Skip to main content

Data Configuration

Configure your data sources and processing options for the ZettaQuant SEAL pipeline.

Data Source Options

ZettaQuant supports multiple data ingestion methods to fit your workflow:

Existing Snowflake Tables

Connect to your current document and sentence tables with minimal setup.

Prerequisites:

  • Document table with document_id column
  • Sentence table with document_id, sentence_id, and sentence_text columns
  • Proper access grants configured

PDF Ingestion

Upload and process PDF documents directly through the Streamlit interface.

Features:

  • Drag-and-drop interface for single PDF files or ZIP files containing PDF files
  • Automatic text extraction and table creation
  • Batch processing capabilities

Requirements:

  • CREATE TABLE permissions on your target schema
  • Sufficient data access grants if the tables are already created as outlined in access grants.

Large File Processing

Staging from Local Environment

For files (PDF/Zip) greater than 200MB, you can process them directly through SnowSQL staging:

  1. Stage the file using SnowSQL:

    PUT file://path/to/your/large-file @my_stage;
  2. Process staged files through the ZettaQuant application interface

Note: For detailed information on staging files from your local environment, refer to the Snowflake documentation on PUT command.

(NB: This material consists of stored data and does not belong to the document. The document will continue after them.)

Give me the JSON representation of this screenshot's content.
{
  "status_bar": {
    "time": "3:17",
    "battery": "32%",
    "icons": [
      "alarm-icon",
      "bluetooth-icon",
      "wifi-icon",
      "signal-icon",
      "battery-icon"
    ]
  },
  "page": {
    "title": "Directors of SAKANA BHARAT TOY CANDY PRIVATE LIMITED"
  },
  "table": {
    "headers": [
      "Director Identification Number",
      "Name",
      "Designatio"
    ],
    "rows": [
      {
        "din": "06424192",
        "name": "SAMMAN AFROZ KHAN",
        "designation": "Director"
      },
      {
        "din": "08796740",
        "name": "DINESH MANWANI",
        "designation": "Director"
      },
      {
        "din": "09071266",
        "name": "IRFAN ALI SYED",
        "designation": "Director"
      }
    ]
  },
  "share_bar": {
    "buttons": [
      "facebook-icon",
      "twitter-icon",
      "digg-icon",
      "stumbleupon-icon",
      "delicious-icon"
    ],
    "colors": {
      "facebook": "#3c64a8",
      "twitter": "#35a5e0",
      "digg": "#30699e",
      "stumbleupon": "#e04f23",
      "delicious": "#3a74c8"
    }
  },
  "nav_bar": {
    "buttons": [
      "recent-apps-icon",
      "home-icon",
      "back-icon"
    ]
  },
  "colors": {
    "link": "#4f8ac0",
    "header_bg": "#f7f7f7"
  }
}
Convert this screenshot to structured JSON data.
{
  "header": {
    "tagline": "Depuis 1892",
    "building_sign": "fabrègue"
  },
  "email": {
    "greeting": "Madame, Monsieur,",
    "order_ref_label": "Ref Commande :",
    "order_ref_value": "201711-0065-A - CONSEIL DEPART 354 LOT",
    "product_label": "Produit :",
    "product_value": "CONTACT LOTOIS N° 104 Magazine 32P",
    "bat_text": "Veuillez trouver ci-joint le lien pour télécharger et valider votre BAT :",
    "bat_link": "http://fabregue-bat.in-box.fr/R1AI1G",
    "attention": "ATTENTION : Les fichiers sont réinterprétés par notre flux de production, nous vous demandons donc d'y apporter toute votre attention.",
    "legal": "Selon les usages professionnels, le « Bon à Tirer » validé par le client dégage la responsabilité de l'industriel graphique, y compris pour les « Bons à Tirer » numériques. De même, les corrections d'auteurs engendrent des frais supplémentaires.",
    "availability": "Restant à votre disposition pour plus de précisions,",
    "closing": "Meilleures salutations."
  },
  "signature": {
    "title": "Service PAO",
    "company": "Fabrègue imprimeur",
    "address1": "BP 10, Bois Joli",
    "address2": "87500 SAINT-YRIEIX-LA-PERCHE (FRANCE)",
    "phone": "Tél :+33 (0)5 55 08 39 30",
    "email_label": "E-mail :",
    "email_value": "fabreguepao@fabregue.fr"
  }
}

Best Practices for Large Files:

  • Compress files before staging to reduce transfer time
  • Use internal stages for better performance
  • Consider splitting very large archives into smaller batches

Troubleshooting

Common Issues

  • Permission Errors: Verify data access grants
  • Processing Failures: Check compute pool status
  • Format Errors: Validate input document structure